One problem with the printed version is that many readers are in the dark as to the proper pronunciation. But with this recording, that problem is now overcome.

Since the question of how to pronounce the canticle properly is the most frequent question, that is where I will begin.

Ani, IHVH-ADNI, Ribonno Shel Olam, Amen.

That is the proper pronunciation, tonality and rhythm.

Let's break it down into the five component breaths.

The first breath is Ani. This Hebrew word, spelled Aleph-Nun-Yod, means "I am".

The speaking begins with your lowest natural note and rises smoothly to end with your highest natural note. Ani. You should hold the final "Yod" until your breath is fully spent.

The second breath is IHVH. This is the so-called, unspeakable Name of G-d in the Jewish Tradition. Thus we speak it as four separate letters, subsumed by a single breath. Each letter should take up about one quarter of your exhale and each is spoken at your highest natural note. In other words, the same note you ended your first breath with. Thus: Ani, IHVH.

The third breath is ADNI. This Hebrew word, spelled Aleph-Daleth-Nun-Yod, translates into English as "Lord". and is the spoken substitute for the unspeakable Name, IHVH. However, in Kabbala, ADNI is a specific title and is not just a substitute for IHVH. Often, it modifies the IHVH and we arrive at IHVH-ADNI, or even see the two combined into IAHDVNHI.

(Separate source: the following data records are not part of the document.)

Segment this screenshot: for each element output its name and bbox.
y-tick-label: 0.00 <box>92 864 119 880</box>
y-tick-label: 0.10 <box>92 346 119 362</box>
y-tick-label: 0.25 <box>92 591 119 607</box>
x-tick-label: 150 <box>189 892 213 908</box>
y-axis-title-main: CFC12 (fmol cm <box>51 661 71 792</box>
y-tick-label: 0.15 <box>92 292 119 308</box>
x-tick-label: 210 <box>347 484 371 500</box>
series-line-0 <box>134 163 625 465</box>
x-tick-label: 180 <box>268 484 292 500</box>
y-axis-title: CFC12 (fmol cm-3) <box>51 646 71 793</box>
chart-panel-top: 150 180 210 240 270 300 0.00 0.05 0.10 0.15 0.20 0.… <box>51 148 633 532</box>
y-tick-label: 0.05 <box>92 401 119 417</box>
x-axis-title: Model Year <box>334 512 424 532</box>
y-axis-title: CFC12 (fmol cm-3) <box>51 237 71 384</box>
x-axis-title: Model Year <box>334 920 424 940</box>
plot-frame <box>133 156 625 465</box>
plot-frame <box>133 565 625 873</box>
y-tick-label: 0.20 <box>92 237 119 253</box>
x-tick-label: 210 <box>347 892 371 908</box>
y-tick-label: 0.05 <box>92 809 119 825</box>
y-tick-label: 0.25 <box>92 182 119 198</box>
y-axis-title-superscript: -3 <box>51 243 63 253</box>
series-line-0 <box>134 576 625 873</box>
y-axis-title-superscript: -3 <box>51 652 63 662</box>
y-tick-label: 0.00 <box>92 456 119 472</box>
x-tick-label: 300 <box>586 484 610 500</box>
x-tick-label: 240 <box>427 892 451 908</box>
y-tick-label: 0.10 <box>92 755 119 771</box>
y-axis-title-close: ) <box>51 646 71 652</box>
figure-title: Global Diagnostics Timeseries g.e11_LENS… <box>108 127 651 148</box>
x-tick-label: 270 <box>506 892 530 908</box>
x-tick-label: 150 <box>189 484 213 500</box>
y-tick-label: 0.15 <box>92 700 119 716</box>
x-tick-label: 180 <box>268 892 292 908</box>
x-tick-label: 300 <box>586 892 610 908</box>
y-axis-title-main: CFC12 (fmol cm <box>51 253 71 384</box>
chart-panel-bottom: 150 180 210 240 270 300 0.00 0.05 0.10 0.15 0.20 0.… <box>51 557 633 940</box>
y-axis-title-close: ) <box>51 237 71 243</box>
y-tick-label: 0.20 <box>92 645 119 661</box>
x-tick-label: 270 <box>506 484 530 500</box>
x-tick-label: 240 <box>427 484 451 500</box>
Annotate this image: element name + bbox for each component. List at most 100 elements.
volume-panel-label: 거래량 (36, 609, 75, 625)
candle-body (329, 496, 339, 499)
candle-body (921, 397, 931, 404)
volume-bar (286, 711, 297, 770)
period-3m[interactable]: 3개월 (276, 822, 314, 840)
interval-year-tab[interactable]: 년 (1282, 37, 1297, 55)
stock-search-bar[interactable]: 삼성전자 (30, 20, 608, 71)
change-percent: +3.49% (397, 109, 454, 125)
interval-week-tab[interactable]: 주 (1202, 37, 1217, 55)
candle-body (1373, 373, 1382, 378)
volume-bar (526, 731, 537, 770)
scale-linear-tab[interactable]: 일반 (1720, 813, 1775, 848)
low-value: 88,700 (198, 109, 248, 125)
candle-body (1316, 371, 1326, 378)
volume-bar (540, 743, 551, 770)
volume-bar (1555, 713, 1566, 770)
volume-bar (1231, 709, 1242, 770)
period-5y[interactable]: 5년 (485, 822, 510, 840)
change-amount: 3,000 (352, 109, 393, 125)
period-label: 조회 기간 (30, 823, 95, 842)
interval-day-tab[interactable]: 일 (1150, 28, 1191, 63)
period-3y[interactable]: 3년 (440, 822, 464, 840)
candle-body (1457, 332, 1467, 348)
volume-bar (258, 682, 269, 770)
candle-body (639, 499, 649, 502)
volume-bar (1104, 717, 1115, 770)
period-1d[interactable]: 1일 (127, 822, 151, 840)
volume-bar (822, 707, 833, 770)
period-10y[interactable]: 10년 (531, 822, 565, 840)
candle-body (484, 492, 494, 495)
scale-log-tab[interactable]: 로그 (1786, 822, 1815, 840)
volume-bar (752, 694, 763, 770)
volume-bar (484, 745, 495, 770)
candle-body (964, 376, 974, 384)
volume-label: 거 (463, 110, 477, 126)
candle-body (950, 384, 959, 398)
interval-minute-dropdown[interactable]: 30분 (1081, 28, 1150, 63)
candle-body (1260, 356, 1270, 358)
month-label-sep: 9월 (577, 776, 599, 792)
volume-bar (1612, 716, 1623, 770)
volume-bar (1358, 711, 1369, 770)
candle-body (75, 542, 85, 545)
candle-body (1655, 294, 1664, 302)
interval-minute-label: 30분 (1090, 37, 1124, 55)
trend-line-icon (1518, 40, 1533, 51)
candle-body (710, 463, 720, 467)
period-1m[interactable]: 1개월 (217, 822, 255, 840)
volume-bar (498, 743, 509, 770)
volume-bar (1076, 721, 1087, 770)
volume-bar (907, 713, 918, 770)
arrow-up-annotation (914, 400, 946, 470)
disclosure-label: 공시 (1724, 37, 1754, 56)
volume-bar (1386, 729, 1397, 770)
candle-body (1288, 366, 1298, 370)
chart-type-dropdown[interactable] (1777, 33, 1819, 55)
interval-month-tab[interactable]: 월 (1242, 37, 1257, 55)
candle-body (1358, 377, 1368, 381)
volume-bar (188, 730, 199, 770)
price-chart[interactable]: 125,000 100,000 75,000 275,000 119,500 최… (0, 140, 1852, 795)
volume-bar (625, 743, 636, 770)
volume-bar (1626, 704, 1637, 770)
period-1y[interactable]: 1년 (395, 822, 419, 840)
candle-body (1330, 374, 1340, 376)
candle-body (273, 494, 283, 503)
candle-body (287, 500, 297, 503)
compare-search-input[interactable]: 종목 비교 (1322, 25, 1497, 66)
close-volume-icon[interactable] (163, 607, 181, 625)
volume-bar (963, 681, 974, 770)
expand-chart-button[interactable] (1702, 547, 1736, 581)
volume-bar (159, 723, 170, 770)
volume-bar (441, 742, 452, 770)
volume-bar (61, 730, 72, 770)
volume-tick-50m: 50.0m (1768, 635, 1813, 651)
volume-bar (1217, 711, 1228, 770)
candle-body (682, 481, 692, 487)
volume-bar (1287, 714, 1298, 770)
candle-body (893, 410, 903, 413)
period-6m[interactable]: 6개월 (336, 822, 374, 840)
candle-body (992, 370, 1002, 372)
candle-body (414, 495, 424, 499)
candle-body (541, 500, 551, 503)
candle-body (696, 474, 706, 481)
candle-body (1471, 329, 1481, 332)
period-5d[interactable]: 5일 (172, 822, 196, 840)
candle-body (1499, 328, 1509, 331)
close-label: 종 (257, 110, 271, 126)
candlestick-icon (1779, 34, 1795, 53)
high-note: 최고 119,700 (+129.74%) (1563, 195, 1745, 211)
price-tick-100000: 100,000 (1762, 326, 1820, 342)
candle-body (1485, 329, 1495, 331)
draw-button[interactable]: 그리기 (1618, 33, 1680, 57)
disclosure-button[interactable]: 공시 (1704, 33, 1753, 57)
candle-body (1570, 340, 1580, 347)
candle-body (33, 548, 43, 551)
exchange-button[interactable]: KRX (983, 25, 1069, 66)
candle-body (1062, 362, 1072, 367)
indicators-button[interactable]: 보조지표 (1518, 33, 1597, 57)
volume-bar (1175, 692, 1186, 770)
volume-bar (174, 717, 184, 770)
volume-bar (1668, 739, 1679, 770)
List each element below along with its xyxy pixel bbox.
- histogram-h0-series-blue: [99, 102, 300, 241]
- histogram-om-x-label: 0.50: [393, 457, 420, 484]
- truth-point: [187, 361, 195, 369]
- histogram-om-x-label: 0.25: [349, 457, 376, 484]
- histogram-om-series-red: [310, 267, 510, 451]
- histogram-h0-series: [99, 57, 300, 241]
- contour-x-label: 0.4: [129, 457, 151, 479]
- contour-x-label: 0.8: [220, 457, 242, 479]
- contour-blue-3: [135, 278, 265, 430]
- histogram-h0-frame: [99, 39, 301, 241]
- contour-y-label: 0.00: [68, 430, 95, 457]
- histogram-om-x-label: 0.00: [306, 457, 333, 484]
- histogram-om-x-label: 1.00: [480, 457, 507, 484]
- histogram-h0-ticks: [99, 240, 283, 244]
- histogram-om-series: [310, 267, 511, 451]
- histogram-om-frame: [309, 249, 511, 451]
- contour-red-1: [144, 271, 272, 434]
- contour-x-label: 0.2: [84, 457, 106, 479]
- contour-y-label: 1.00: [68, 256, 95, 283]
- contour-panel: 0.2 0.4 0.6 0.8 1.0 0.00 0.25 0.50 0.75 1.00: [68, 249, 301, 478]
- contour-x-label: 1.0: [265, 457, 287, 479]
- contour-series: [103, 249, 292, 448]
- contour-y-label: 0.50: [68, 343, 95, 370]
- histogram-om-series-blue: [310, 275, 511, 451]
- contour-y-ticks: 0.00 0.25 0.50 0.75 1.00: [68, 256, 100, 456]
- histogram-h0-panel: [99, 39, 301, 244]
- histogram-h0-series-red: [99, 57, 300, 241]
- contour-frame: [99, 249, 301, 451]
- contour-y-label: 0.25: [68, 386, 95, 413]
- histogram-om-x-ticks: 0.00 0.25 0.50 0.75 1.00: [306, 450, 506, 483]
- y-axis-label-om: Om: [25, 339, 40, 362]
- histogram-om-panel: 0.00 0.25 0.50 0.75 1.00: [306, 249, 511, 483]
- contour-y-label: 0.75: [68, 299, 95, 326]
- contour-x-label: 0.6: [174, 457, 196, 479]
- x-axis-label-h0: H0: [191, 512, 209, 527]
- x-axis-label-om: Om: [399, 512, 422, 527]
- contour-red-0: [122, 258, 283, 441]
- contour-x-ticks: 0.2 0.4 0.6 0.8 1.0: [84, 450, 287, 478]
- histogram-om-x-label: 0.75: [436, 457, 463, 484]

ADNI is given the same tonality as the Ani. Ani. ADNI. Both begin at your lowest natural tone and rise to your highest. ADNI however, has three syllables instead of Ani's two, so the "don" of ADNI is spoken very briefly and the Yod is extended. The Aleph is what rises upward along the scale and both the "don" and the Yod are spoken at the highest note. Thus: ADNI.

The fourth breath is the phrase Ribonno Shel Olam. This Hebrew phrase translates into English as "Master Unto the Ages" or alternately, "Master of the Universe". The "universe" in this case is the entire temporal realm, so I prefer "unto the ages" over "of the universe".

The first word of this phrase, "Ribonno", means master, but not in the slave-driver sense. You will note that it shares the same Hebrew root as the word "Rabbi" and this is the sort of mastery implied here. "Ribonno" is said at your highest note, which is where you left off in the third breath at the end of ADNI. Ribonno. Speaking "Ribonno" should expend one quarter of your fourth breath.

The second word in this phrase is Shel. It also expends one quarter of your breath. "Shel" means "unto" or "of the" and is spoken at your lowest natural tone. Thus: ADNI, Ribonno Shel.

The third and final word in this phrase is Olam. It consumes the final half of your fourth breath and is spoken at a middle-range tone. It is the only word in the entire canticle spoken at this tone. Thus: Ribonno Shel Olam.

The fifth and final spoken breath is the word Amen. This is a common ending for prayer in the Judeo-Christian traditions. It's meaning and the philosophy behind it however, are very complex. Its simplest translation into English is "Truth", but it also means "Faith". It's composed of the letters Aleph-Mem-Nun and has two syllables. Therefore, it is spoken exactly the same as the opening Ani, with each syllable receiving equal breath. Thus: Amen.

So, let's put it all back together:

Ani -- inhale --IHVH -- inhale -- ADNI -- inhale --Ribonno Shel Olam -- inhale --Amen.

Let's try it together. Speak with me:

Ani, IHVH, ADNI, Ribonno Shel Olam, Amen.

And again:

Ani, IHVH, ADNI, Ribonno Shel Olam, Amen.

And one final time:

Ani, IHVH, ADNI, Ribonno Shel Olam, Amen.

Very well!

This ends Lesson One. I suggest that you practice pronouncing until it comes easily --until you achieve the proper pronunciation, tone and rhythm automatically. Only then should you move on to Lesson Two and begin learning the three-part magical speaking of the canticle.